I just found out that the workaround I’ve been using for some time (until recently, PyROOT was not able to add the contents of multidimensional numpy arrays to a multidimensional std vector) is leaking memory.
It seems that something is not dereferenced after adding a list of array.array to a vector. While creating the test code below, I also discovered that the same problem applies to directly adding numpy arrays. There is no problem when adding pure 2D python lists. Also, in the case of big array in the example, array.array and numpy array cases are much slower than the pure list.
import numpy as np
import ROOT
import array
v = ROOT.vector("vector<double>")()
for i in range(1000):
print(i)
a = np.arange(200000*2, dtype=np.float64).reshape(200000,2)
a = [list(array.array('d', el)) for el in a]
#a = [array.array('d', el) for el in a]
v.clear()
v+=a
To test the code above, please compare running as is, with a = [list(array.array('d', el)) for el in a] commented or the previous commented and a = [array.array('d', el) for el in a] uncommented. The two latter versions should leak memory and be much slower than the former.
The leaking version after 9 iterations consumes here 2.2 GB, while non-leaking <500 KB.
Thanks for reaching out! Before going forward with debugging your issue, let me try to understand your problem a bit better.
until recently, PyROOT was not able to add the contents of multidimensional numpy arrays to a multidimensional std vector
To what feature are you referring to here exactly? Could you provide a snippet of code to show me what you mean?
It seems that something is not dereferenced after adding a list of array.array to a vector
I do not understand this statement, can you elaborate? What should be “dereferenced” in your opinion?
What is the use case you are trying to solve here? Why do you need to append a type array.array into a type ROOT.std.vector[ROOT.std.vector["double"]]? What would happen in your application after this step?
and there was a ticket for it. If you want I can try to find it. Basically, initialising or += of a numpy >=2D array to a vector crashed. Seems to be fixed now, at least for 2D numpy arrays. Haven’t tried for 3D yet.
I understand, that the garbage collector in Python cleans up object to which there are (nearly) no references. Here, clearly, there is a memory leak, so something is not cleaned by garbage collector, and I have a feeling that the contents of the array.array are copied inside the vector, but somehow the array.array object is being held after this copying, not derefrenced.

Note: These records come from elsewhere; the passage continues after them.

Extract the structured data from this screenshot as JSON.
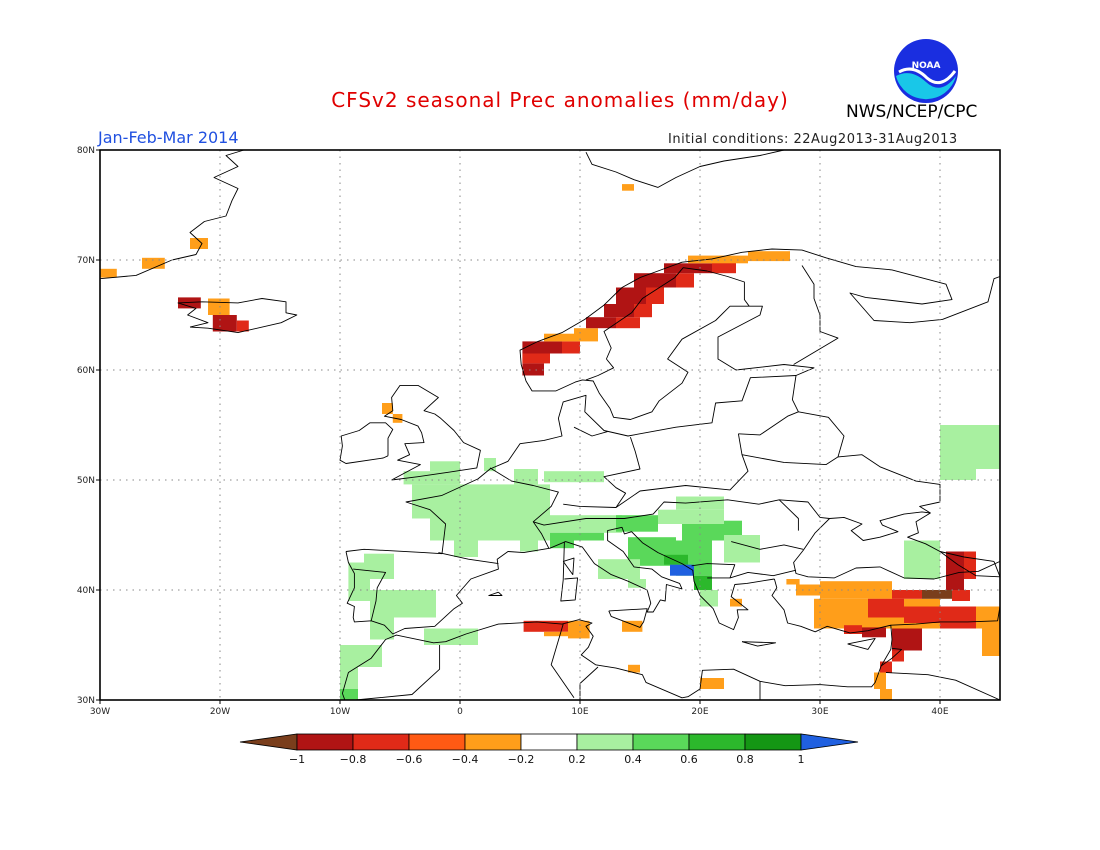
{
  "header": {
    "title": "CFSv2 seasonal Prec anomalies (mm/day)",
    "season": "Jan-Feb-Mar 2014",
    "initial_conditions": "Initial conditions: 22Aug2013-31Aug2013",
    "organization": "NWS/NCEP/CPC",
    "logo_text": "NOAA"
  },
  "map": {
    "lon_range": [
      -30,
      45
    ],
    "lat_range": [
      30,
      80
    ],
    "lon_labels": [
      "30W",
      "20W",
      "10W",
      "0",
      "10E",
      "20E",
      "30E",
      "40E"
    ],
    "lat_labels": [
      "30N",
      "40N",
      "50N",
      "60N",
      "70N",
      "80N"
    ],
    "grid": true
  },
  "colorbar": {
    "labels": [
      "-1",
      "-0.8",
      "-0.6",
      "-0.4",
      "-0.2",
      "0.2",
      "0.4",
      "0.6",
      "0.8",
      "1"
    ],
    "colors": [
      "#7a3e1c",
      "#b01414",
      "#e02a18",
      "#ff5a14",
      "#ff9e1a",
      "#ffffff",
      "#a8f0a0",
      "#5ad85a",
      "#2cb82c",
      "#149614",
      "#2060e0"
    ]
  },
  "colors": {
    "brown": "#7a3e1c",
    "dark_red": "#b01414",
    "red": "#e02a18",
    "orange_red": "#ff5a14",
    "orange": "#ff9e1a",
    "light_green": "#a8f0a0",
    "green": "#5ad85a",
    "mid_green": "#2cb82c",
    "dark_green": "#149614",
    "blue": "#2060e0"
  },
  "anomalies": [
    {
      "lon": [
        -30,
        -28.6
      ],
      "lat": [
        68.4,
        69.2
      ],
      "v": -0.3
    },
    {
      "lon": [
        -26.5,
        -24.6
      ],
      "lat": [
        69.2,
        70.2
      ],
      "v": -0.3
    },
    {
      "lon": [
        -22.5,
        -21
      ],
      "lat": [
        71,
        72
      ],
      "v": -0.3
    },
    {
      "lon": [
        -23.5,
        -21.6
      ],
      "lat": [
        65.6,
        66.6
      ],
      "v": -0.9
    },
    {
      "lon": [
        -21,
        -19.2
      ],
      "lat": [
        65,
        66.5
      ],
      "v": -0.3
    },
    {
      "lon": [
        -20.6,
        -18.6
      ],
      "lat": [
        63.5,
        65
      ],
      "v": -0.9
    },
    {
      "lon": [
        -18.6,
        -17.6
      ],
      "lat": [
        63.5,
        64.5
      ],
      "v": -0.7
    },
    {
      "lon": [
        -6.5,
        -5.6
      ],
      "lat": [
        56,
        57
      ],
      "v": -0.3
    },
    {
      "lon": [
        -5.6,
        -4.8
      ],
      "lat": [
        55.2,
        56
      ],
      "v": -0.3
    },
    {
      "lon": [
        5.2,
        7
      ],
      "lat": [
        59.5,
        60.6
      ],
      "v": -0.9
    },
    {
      "lon": [
        5.2,
        7.5
      ],
      "lat": [
        60.6,
        61.5
      ],
      "v": -0.7
    },
    {
      "lon": [
        5.2,
        8.5
      ],
      "lat": [
        61.5,
        62.6
      ],
      "v": -0.9
    },
    {
      "lon": [
        8.5,
        10
      ],
      "lat": [
        61.5,
        62.6
      ],
      "v": -0.7
    },
    {
      "lon": [
        7,
        9.5
      ],
      "lat": [
        62.6,
        63.3
      ],
      "v": -0.3
    },
    {
      "lon": [
        9.5,
        11.5
      ],
      "lat": [
        62.6,
        63.8
      ],
      "v": -0.3
    },
    {
      "lon": [
        10.5,
        13
      ],
      "lat": [
        63.8,
        64.8
      ],
      "v": -0.9
    },
    {
      "lon": [
        13,
        15
      ],
      "lat": [
        63.8,
        64.8
      ],
      "v": -0.7
    },
    {
      "lon": [
        12,
        14.5
      ],
      "lat": [
        64.8,
        66
      ],
      "v": -0.9
    },
    {
      "lon": [
        14.5,
        16
      ],
      "lat": [
        64.8,
        66
      ],
      "v": -0.7
    },
    {
      "lon": [
        13,
        15.5
      ],
      "lat": [
        66,
        67.5
      ],
      "v": -0.9
    },
    {
      "lon": [
        15.5,
        17
      ],
      "lat": [
        66,
        67.5
      ],
      "v": -0.7
    },
    {
      "lon": [
        14.5,
        18
      ],
      "lat": [
        67.5,
        68.8
      ],
      "v": -0.9
    },
    {
      "lon": [
        18,
        19.5
      ],
      "lat": [
        67.5,
        68.8
      ],
      "v": -0.7
    },
    {
      "lon": [
        17,
        21
      ],
      "lat": [
        68.8,
        69.7
      ],
      "v": -0.9
    },
    {
      "lon": [
        21,
        23
      ],
      "lat": [
        68.8,
        70
      ],
      "v": -0.7
    },
    {
      "lon": [
        19,
        24
      ],
      "lat": [
        69.7,
        70.4
      ],
      "v": -0.3
    },
    {
      "lon": [
        24,
        27.5
      ],
      "lat": [
        69.9,
        70.8
      ],
      "v": -0.3
    },
    {
      "lon": [
        13.5,
        14.5
      ],
      "lat": [
        76.3,
        76.9
      ],
      "v": -0.3
    },
    {
      "lon": [
        -4.7,
        0
      ],
      "lat": [
        49.6,
        50.8
      ],
      "v": 0.3
    },
    {
      "lon": [
        -2.5,
        0
      ],
      "lat": [
        50.8,
        51.7
      ],
      "v": 0.3
    },
    {
      "lon": [
        2,
        3
      ],
      "lat": [
        50.8,
        52
      ],
      "v": 0.3
    },
    {
      "lon": [
        4.5,
        6.5
      ],
      "lat": [
        49.6,
        51
      ],
      "v": 0.3
    },
    {
      "lon": [
        7,
        12
      ],
      "lat": [
        49.8,
        50.8
      ],
      "v": 0.3
    },
    {
      "lon": [
        -4,
        7.5
      ],
      "lat": [
        46.5,
        49.6
      ],
      "v": 0.3
    },
    {
      "lon": [
        -2.5,
        7.5
      ],
      "lat": [
        44.5,
        46.5
      ],
      "v": 0.3
    },
    {
      "lon": [
        -0.5,
        1.5
      ],
      "lat": [
        43,
        44.5
      ],
      "v": 0.3
    },
    {
      "lon": [
        5,
        6.5
      ],
      "lat": [
        43.5,
        44.5
      ],
      "v": 0.3
    },
    {
      "lon": [
        7.5,
        13.5
      ],
      "lat": [
        45.2,
        46.8
      ],
      "v": 0.3
    },
    {
      "lon": [
        7.5,
        9.5
      ],
      "lat": [
        43.8,
        45.2
      ],
      "v": 0.5
    },
    {
      "lon": [
        9.5,
        12
      ],
      "lat": [
        44.5,
        45.2
      ],
      "v": 0.5
    },
    {
      "lon": [
        13,
        16.5
      ],
      "lat": [
        45.3,
        46.8
      ],
      "v": 0.5
    },
    {
      "lon": [
        16.5,
        22
      ],
      "lat": [
        46,
        47.3
      ],
      "v": 0.3
    },
    {
      "lon": [
        18,
        22
      ],
      "lat": [
        47.3,
        48.5
      ],
      "v": 0.3
    },
    {
      "lon": [
        18.5,
        22
      ],
      "lat": [
        44.5,
        46
      ],
      "v": 0.5
    },
    {
      "lon": [
        22,
        23.5
      ],
      "lat": [
        45,
        46.3
      ],
      "v": 0.5
    },
    {
      "lon": [
        22,
        25
      ],
      "lat": [
        42.5,
        45
      ],
      "v": 0.3
    },
    {
      "lon": [
        14,
        18
      ],
      "lat": [
        42.2,
        44.8
      ],
      "v": 0.5
    },
    {
      "lon": [
        18,
        21
      ],
      "lat": [
        41.3,
        44.5
      ],
      "v": 0.5
    },
    {
      "lon": [
        17,
        19
      ],
      "lat": [
        42.3,
        43.2
      ],
      "v": 0.7
    },
    {
      "lon": [
        17.5,
        19.5
      ],
      "lat": [
        41.3,
        42.3
      ],
      "v": 1.1
    },
    {
      "lon": [
        19.5,
        21
      ],
      "lat": [
        40,
        41.3
      ],
      "v": 0.7
    },
    {
      "lon": [
        20,
        21.5
      ],
      "lat": [
        38.5,
        40
      ],
      "v": 0.3
    },
    {
      "lon": [
        11.5,
        15
      ],
      "lat": [
        41,
        42.8
      ],
      "v": 0.3
    },
    {
      "lon": [
        14,
        15.5
      ],
      "lat": [
        40.2,
        41
      ],
      "v": 0.3
    },
    {
      "lon": [
        -9.3,
        -7.5
      ],
      "lat": [
        39,
        42.5
      ],
      "v": 0.3
    },
    {
      "lon": [
        -7.5,
        -2
      ],
      "lat": [
        37.5,
        40
      ],
      "v": 0.3
    },
    {
      "lon": [
        -8,
        -5.5
      ],
      "lat": [
        41,
        43.3
      ],
      "v": 0.3
    },
    {
      "lon": [
        -7.5,
        -5.5
      ],
      "lat": [
        35.5,
        37.5
      ],
      "v": 0.3
    },
    {
      "lon": [
        -3,
        1.5
      ],
      "lat": [
        35,
        36.5
      ],
      "v": 0.3
    },
    {
      "lon": [
        -10,
        -6.5
      ],
      "lat": [
        33,
        35
      ],
      "v": 0.3
    },
    {
      "lon": [
        -10,
        -8.5
      ],
      "lat": [
        31,
        33
      ],
      "v": 0.3
    },
    {
      "lon": [
        -10,
        -8.5
      ],
      "lat": [
        30,
        31
      ],
      "v": 0.5
    },
    {
      "lon": [
        37,
        40
      ],
      "lat": [
        41,
        44.5
      ],
      "v": 0.3
    },
    {
      "lon": [
        40,
        43
      ],
      "lat": [
        50,
        55
      ],
      "v": 0.3
    },
    {
      "lon": [
        43,
        45
      ],
      "lat": [
        51,
        55
      ],
      "v": 0.3
    },
    {
      "lon": [
        5.3,
        9
      ],
      "lat": [
        36.2,
        37.2
      ],
      "v": -0.7
    },
    {
      "lon": [
        9,
        10.8
      ],
      "lat": [
        35.6,
        37.2
      ],
      "v": -0.3
    },
    {
      "lon": [
        7,
        9
      ],
      "lat": [
        35.8,
        36.2
      ],
      "v": -0.3
    },
    {
      "lon": [
        13.5,
        15.2
      ],
      "lat": [
        36.2,
        37.2
      ],
      "v": -0.3
    },
    {
      "lon": [
        14,
        15
      ],
      "lat": [
        32.5,
        33.2
      ],
      "v": -0.3
    },
    {
      "lon": [
        20,
        22
      ],
      "lat": [
        31,
        32
      ],
      "v": -0.3
    },
    {
      "lon": [
        22.5,
        23.5
      ],
      "lat": [
        38.5,
        39.2
      ],
      "v": -0.3
    },
    {
      "lon": [
        27.2,
        28.3
      ],
      "lat": [
        40.5,
        41
      ],
      "v": -0.3
    },
    {
      "lon": [
        28,
        30.8
      ],
      "lat": [
        39.5,
        40.5
      ],
      "v": -0.3
    },
    {
      "lon": [
        30,
        36
      ],
      "lat": [
        39.2,
        40.8
      ],
      "v": -0.3
    },
    {
      "lon": [
        29.5,
        40
      ],
      "lat": [
        36.5,
        39.2
      ],
      "v": -0.3
    },
    {
      "lon": [
        36,
        38.5
      ],
      "lat": [
        39.2,
        40
      ],
      "v": -0.7
    },
    {
      "lon": [
        38.5,
        41
      ],
      "lat": [
        39.2,
        40
      ],
      "v": -1.1
    },
    {
      "lon": [
        40.5,
        42
      ],
      "lat": [
        40,
        43.5
      ],
      "v": -0.9
    },
    {
      "lon": [
        42,
        43
      ],
      "lat": [
        41,
        43.5
      ],
      "v": -0.7
    },
    {
      "lon": [
        41,
        42.5
      ],
      "lat": [
        39,
        40
      ],
      "v": -0.7
    },
    {
      "lon": [
        34,
        37
      ],
      "lat": [
        37.5,
        39.2
      ],
      "v": -0.7
    },
    {
      "lon": [
        37,
        40
      ],
      "lat": [
        37,
        38.5
      ],
      "v": -0.7
    },
    {
      "lon": [
        40,
        43
      ],
      "lat": [
        36.5,
        38.5
      ],
      "v": -0.7
    },
    {
      "lon": [
        43,
        45
      ],
      "lat": [
        36.5,
        38.5
      ],
      "v": -0.3
    },
    {
      "lon": [
        43.5,
        45
      ],
      "lat": [
        34,
        36.5
      ],
      "v": -0.3
    },
    {
      "lon": [
        32,
        33.5
      ],
      "lat": [
        36,
        36.8
      ],
      "v": -0.7
    },
    {
      "lon": [
        33.5,
        35.5
      ],
      "lat": [
        35.7,
        36.6
      ],
      "v": -0.9
    },
    {
      "lon": [
        36,
        38.5
      ],
      "lat": [
        34.5,
        36.5
      ],
      "v": -0.9
    },
    {
      "lon": [
        36,
        37
      ],
      "lat": [
        33.5,
        34.5
      ],
      "v": -0.7
    },
    {
      "lon": [
        35,
        36
      ],
      "lat": [
        32.5,
        33.5
      ],
      "v": -0.7
    },
    {
      "lon": [
        34.5,
        35.5
      ],
      "lat": [
        31,
        32.5
      ],
      "v": -0.3
    },
    {
      "lon": [
        35,
        36
      ],
      "lat": [
        30,
        31
      ],
      "v": -0.3
    }
  ]
}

This is also described in the post I quote at the beginning. Basically, std vector was not accepting numpy arrays with types such as uint32. It was crashing. It was, however, accepting array.array types. Thus in this line I use array.array to convert numpy array to something acceptable by ROOT std vector, as a workaround. In this example I’ve given a double which I think worked OK, but in my code I deal with unsigned ints or unsigned shorts, which were crashing. Perhaps this conversion is working well now (I need to check), but it was not at the moment of writing the post that I refer to. Anyway, thanks to this workaround, I discovered the reported memory leak and slowdown.